Rentrée. Nouveau métier, professeur en lycée. Nouvelle vie, nouveau salaire aussi (c'est pas qu'on travaille que pour l'argent, hein, mais quand même).
J'ai de la chance, très objectivement. Des collègues gentils et accueillants, un établissement plutôt pas mal, un proviseur et une administration au poil, une amie déjà "dans la place", des élèves pas bien méchants, un emploi du temps sans trous. Je me tape donc sans trop de râlerie l'heure et demie de bus pour y aller le matin en tombant du lit à 6h, départ 6h30. Ce qui relève de l'exploit personnel, étant donné que me lever avant 9h relève en général de la torture mentale.
Trois semaines de cours et certaines choses me sautent cruellement aux yeux.
D'abord, la vacuité des cerveaux des élèves qui déboulent au lycée. L'élève de seconde moyen, en histoire-géo, ne sait pas rédiger un paragraphe. N'a absolument rien appris au collège (et est capable de soutenir mordicus que non, il n'a jamais entendu parler de la guerre de 14-18, et tant pis si vous connaissez son prof de collège qui l'a, lui, pourtant bien enseigné...). Ne sait pas la boucler en cours. Et surtout, a développé un sentiment d'impunité, largement encouragé par ses parents, fondé sur la conviction d'être le nombril du monde, omniscient, génial, parfait. Et d'une manière générale, plus aucun ne sait écrire sans faute d'orthographe. Dernier paquet de copies ramassé, je n'ai jamais trouvé moins d'une quinzaine de fautes d'orthographe par élève.

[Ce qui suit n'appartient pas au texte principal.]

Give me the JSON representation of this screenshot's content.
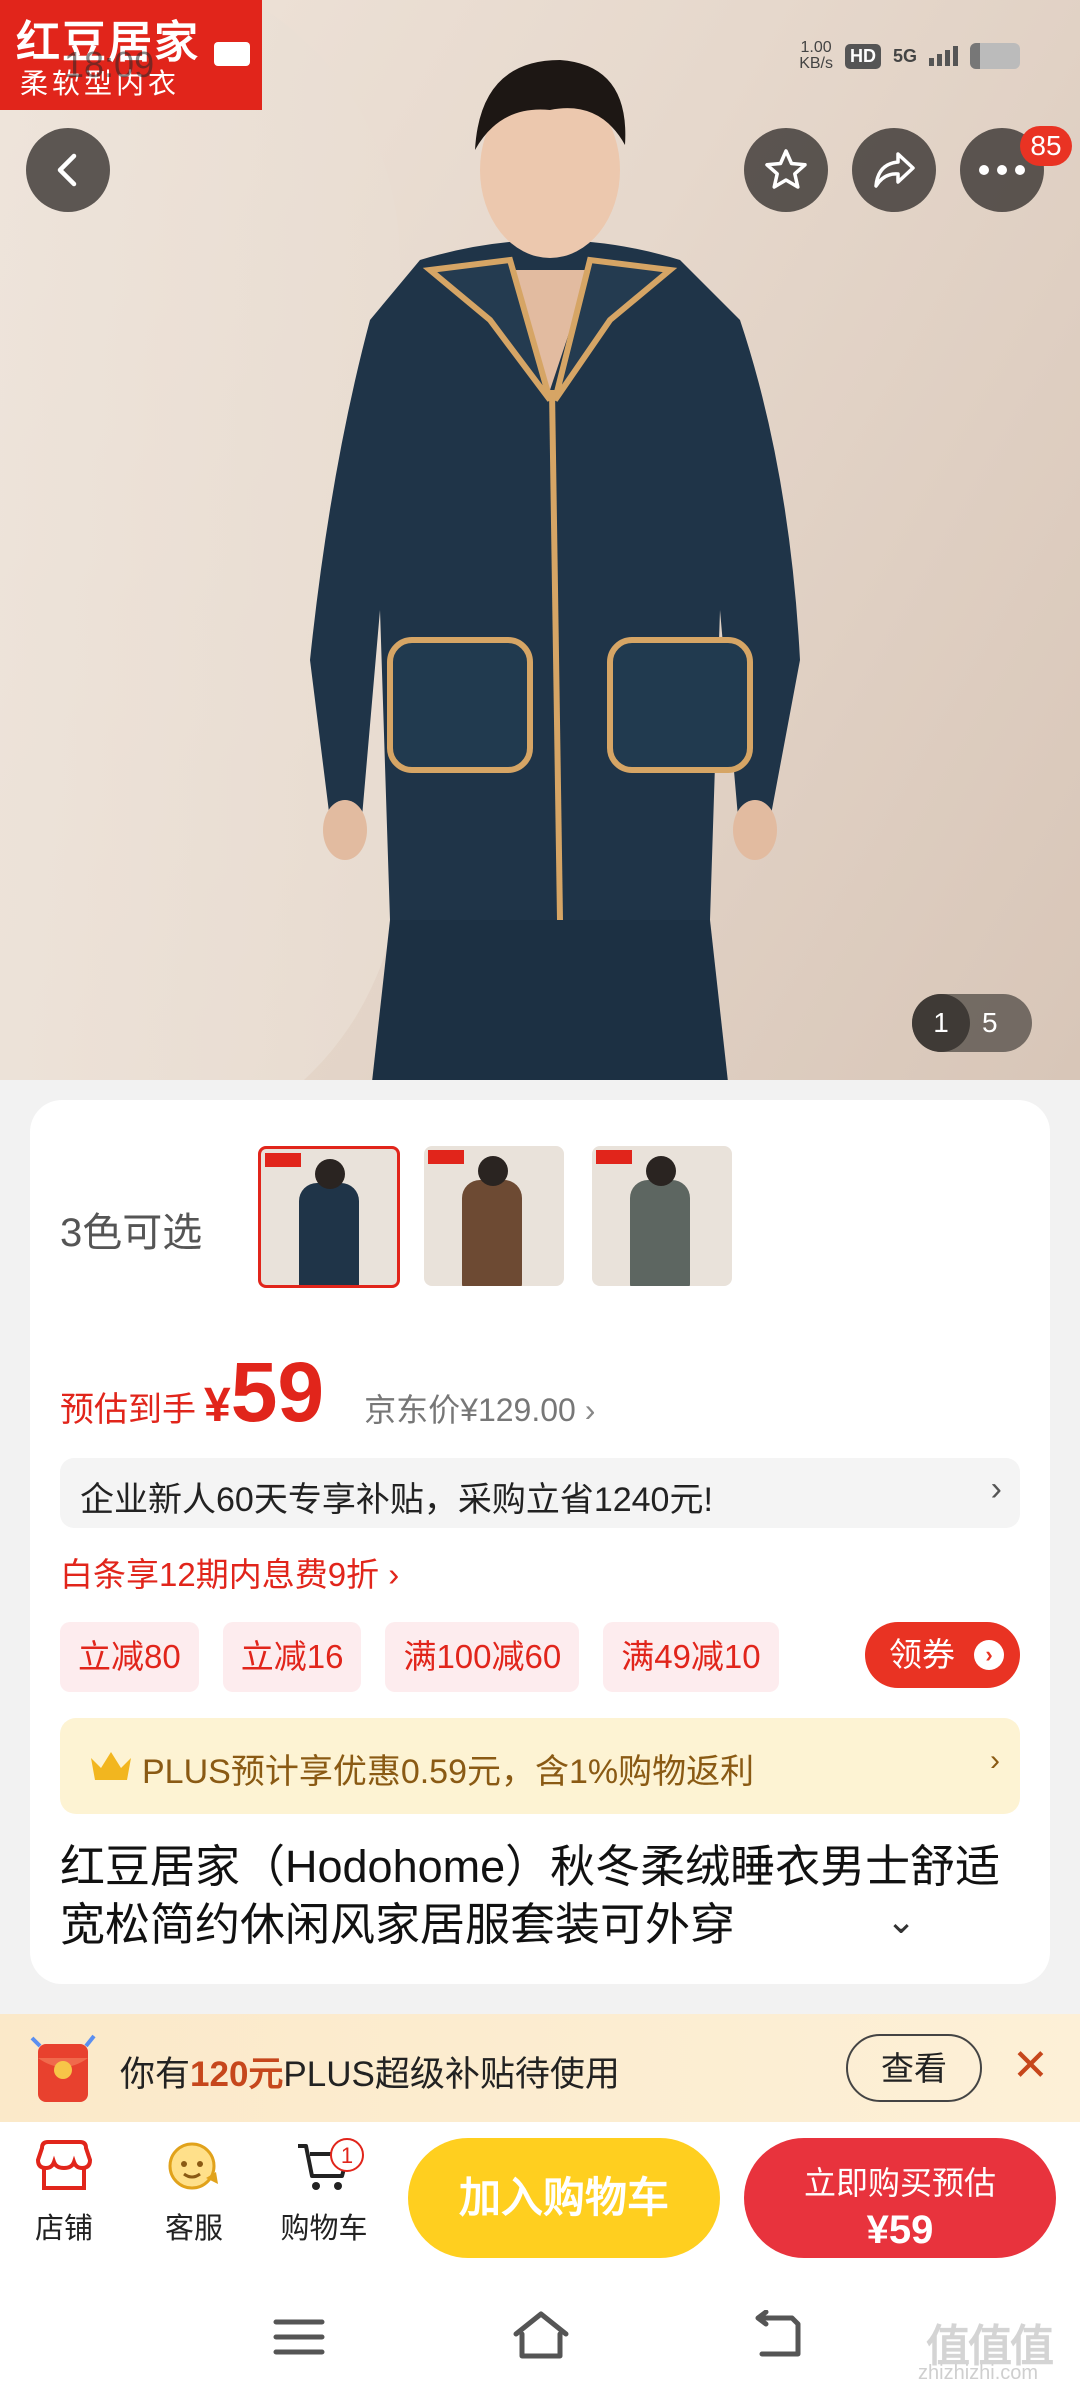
{
  "status_bar": {
    "time": "18:09",
    "net_speed": "1.00",
    "net_unit": "KB/s",
    "hd": "HD",
    "network": "5G"
  },
  "brand_badge": {
    "name": "红豆居家",
    "subtitle": "柔软型内衣"
  },
  "top_actions": {
    "more_badge": "85"
  },
  "gallery": {
    "current": "1",
    "total": "5"
  },
  "product": {
    "colors_label": "3色可选",
    "price_label": "预估到手",
    "currency": "¥",
    "price": "59",
    "jd_price": "京东价¥129.00",
    "subsidy_text": "企业新人60天专享补贴，采购立省1240元!",
    "baitiao_text": "白条享12期内息费9折",
    "coupons": [
      "立减80",
      "立减16",
      "满100减60",
      "满49减10"
    ],
    "coupon_button": "领券",
    "plus_text": "PLUS预计享优惠0.59元，含1%购物返利",
    "title": "红豆居家（Hodohome）秋冬柔绒睡衣男士舒适宽松简约休闲风家居服套装可外穿"
  },
  "plus_promo": {
    "pre": "你有",
    "amount": "120元",
    "post": "PLUS超级补贴待使用",
    "view_button": "查看"
  },
  "bottom_bar": {
    "shop_label": "店铺",
    "service_label": "客服",
    "cart_label": "购物车",
    "cart_count": "1",
    "add_to_cart": "加入购物车",
    "buy_now_line1": "立即购买预估",
    "buy_now_line2": "¥59"
  },
  "watermark": {
    "text": "值值值",
    "url": "zhizhizhi.com"
  },
  "colors": {
    "brand_red": "#e1251b",
    "add_cart_yellow": "#ffcf1f",
    "buy_red": "#e8333d",
    "plus_gold": "#8a5a14"
  }
}
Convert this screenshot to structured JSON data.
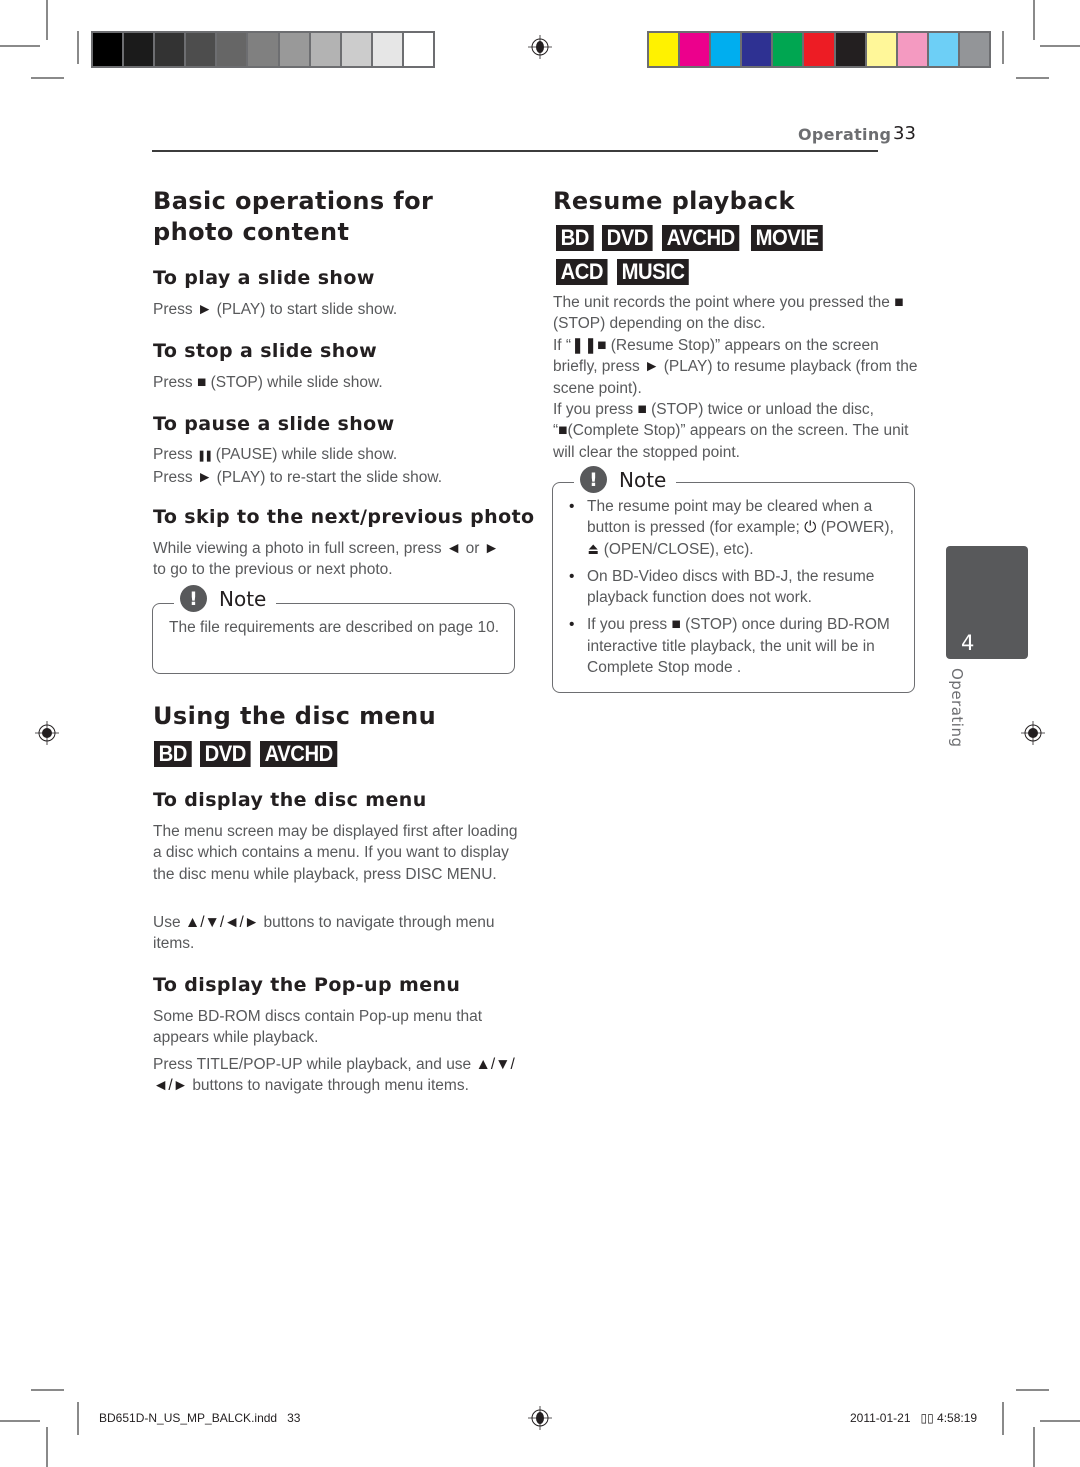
{
  "print_marks": {
    "gray_swatches": [
      "#000000",
      "#1b1b1b",
      "#333333",
      "#4d4d4d",
      "#666666",
      "#808080",
      "#999999",
      "#b3b3b3",
      "#cccccc",
      "#e6e6e6",
      "#ffffff"
    ],
    "color_swatches": [
      "#fff200",
      "#ec008c",
      "#00aeef",
      "#2e3192",
      "#00a651",
      "#ed1c24",
      "#231f20",
      "#fff799",
      "#f49ac1",
      "#6dcff6",
      "#939598"
    ]
  },
  "header": {
    "section": "Operating",
    "page_number": "33"
  },
  "side_tab": {
    "chapter_number": "4",
    "chapter_label": "Operating"
  },
  "left": {
    "photo": {
      "title": "Basic operations for photo content",
      "subsections": [
        {
          "heading": "To play a slide show",
          "lines": [
            {
              "pre": "Press",
              "icon": "►",
              "post": "(PLAY) to start slide show."
            }
          ]
        },
        {
          "heading": "To stop a slide show",
          "lines": [
            {
              "pre": "Press",
              "icon": "■",
              "post": "(STOP) while slide show."
            }
          ]
        },
        {
          "heading": "To pause a slide show",
          "lines": [
            {
              "pre": "Press",
              "icon": "❚❚",
              "post": "(PAUSE) while slide show."
            },
            {
              "pre": "Press",
              "icon": "►",
              "post": "(PLAY) to re-start the slide show."
            }
          ]
        },
        {
          "heading": "To skip to the next/previous photo",
          "text1": "While viewing a photo in full screen, press",
          "icon1": "◄",
          "text2": "or",
          "icon2": "►",
          "text3": "to go to the previous or next photo."
        }
      ],
      "note": {
        "icon": "!",
        "label": "Note",
        "text": "The file requirements are described on page 10."
      }
    },
    "disc_menu": {
      "title": "Using the disc menu",
      "badges": [
        "BD",
        "DVD",
        "AVCHD"
      ],
      "display_heading": "To display the disc menu",
      "display_text": "The menu screen may be displayed first after loading a disc which contains a menu. If you want to display the disc menu while playback, press DISC MENU.",
      "nav_pre": "Use",
      "nav_icons": "▲/▼/◄/►",
      "nav_post": "buttons to navigate through menu items.",
      "popup_heading": "To display the Pop-up menu",
      "popup_text1": "Some BD-ROM discs contain Pop-up menu that appears while playback.",
      "popup_text2_pre": "Press TITLE/POP-UP while playback, and use",
      "popup_icons_a": "▲/▼/",
      "popup_icons_b": "◄/►",
      "popup_text2_post": "buttons to navigate through menu items."
    }
  },
  "right": {
    "resume": {
      "title": "Resume playback",
      "badges": [
        "BD",
        "DVD",
        "AVCHD",
        "MOVIE",
        "ACD",
        "MUSIC"
      ],
      "p1_pre": "The unit records the point where you pressed the",
      "p1_icon": "■",
      "p1_post": "(STOP) depending on the disc.",
      "p2_pre": "If “",
      "p2_icon": "❚❚■",
      "p2_mid": "(Resume Stop)” appears on the screen briefly, press",
      "p2_icon2": "►",
      "p2_post": "(PLAY) to resume playback (from the scene point).",
      "p3_pre": "If you press",
      "p3_icon": "■",
      "p3_mid": "(STOP) twice or unload the disc, “",
      "p3_icon2": "■",
      "p3_post": "(Complete Stop)” appears on the screen. The unit will clear the stopped point."
    },
    "note": {
      "icon": "!",
      "label": "Note",
      "items": [
        {
          "pre": "The resume point may be cleared when a button is pressed (for example;",
          "icon1": "⏻",
          "mid": "(POWER),",
          "icon2": "⏏",
          "post": "(OPEN/CLOSE), etc)."
        },
        {
          "text": "On BD-Video discs with BD-J, the resume playback function does not work."
        },
        {
          "pre": "If you press",
          "icon1": "■",
          "post": "(STOP) once during BD-ROM interactive title playback, the unit will be in Complete Stop mode ."
        }
      ]
    }
  },
  "footer": {
    "filename": "BD651D-N_US_MP_BALCK.indd   33",
    "timestamp": "2011-01-21   ▯▯ 4:58:19"
  }
}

Ce qui est difficile, c'est de n'avoir aucune prise sur eux. La menace des notes ? La plupart s'en fichent assez largement. Quand on demande un devoir, en prévenant que ceux qui ne rendront rien auront zéro, vous en avez déjà qui, dès septembre, préfèrent le zéro au fait de fournir un effort, aussi minime soit-il. Idem pour les interrogations écrites sur le cours, où il suffit de réciter : moyenne de 6/20. La menace de l'exclusion ? Ils passeraient pour des héros. Certains sont collés dès la première semaine - j'ai la chance d'être dans un bahut où les sanctions ne sont pas découragées. Rien n'y fait, ils la ramènent toujours autant en cours. Que le CPE ou même le proviseur en personne leur souffle dans les bronches ne change à peu près rien.
Bref, le système est fait pour des élèves qui seraient gentils, travailleurs, facilement effrayés par la menace d'un zéro ou d'une engueulade de la part d'un adulte. Evidemment, on rigole doucement.
Que faire avec un élève qui arrive avec un dossier minable, mais qui est passé en seconde grâce au forcing acharné de ses parents qui invoquent la discrimination à tout bout de champ ?
J'ai aussi un certain nombre de redoublants, pourtant loin d'être idiots à première vue, mais dont la maturité doit à peine dépasser celle de mon rejeton de 18 mois, du genre à être incapable de se taire plus de 5 secondes en cours. J'en ai un autre qui ne parle ni ne bouge en cours (béni soit-il) mais qui a passé tout l'an dernier avec une moyenne oscillant entre zéro et deux. Qu'en faire ? Tous savent parfaitement qu'ayant redoublé une première fois leur seconde, ils passeront forcément en première.
Je les retrouverai l'an prochain. Ils seront probablement un peu moins bavards, un peu moins agités, le plomb leur entrant progressivement dans le crâne. Mais toujours aussi peu outillés. Et ils passeront en terminale. Et puis, et puis ?
Je ne peux m'empêcher de me ronger les sangs en pensant à l'avenir de ces gosses qui ne savent même pas écrire une phrase correcte. On nous demande de leur enseigner les mutations culturelles de la Renaissance à ces jeunes gens qui ne savent pas quand a vécu François Ier, ni si c'était il y a longtemps, ni rien. L'angoisse de devoir mener un programme. Il faut voir en quatre heures un chapitre mais, compte tenu du bavardage intense à réprimer en permanence (je refuse de parler dans le bruit, et je perds régulièrement la moitié d'une heure de cours à les faire taire), il en faudra huit pour le mener à bien. Forcément, on ne fera pas tout. Quelle génération de vide sommes-nous en train de forger ?
J'aime enseigner à ces jeunes gens. Je l'ai su dès la première minute où j'ai commencé à faire cours devant eux. Certaines classes sont chiantes comme la pluie, pourtant j'aime ce que je fais, et l'endroit où je le fais. Je me sens tellement plus utile là que dans mon ancien poste, aussi... mais que faire ?
Vous me direz : il faut imaginer Sisyphe heureux.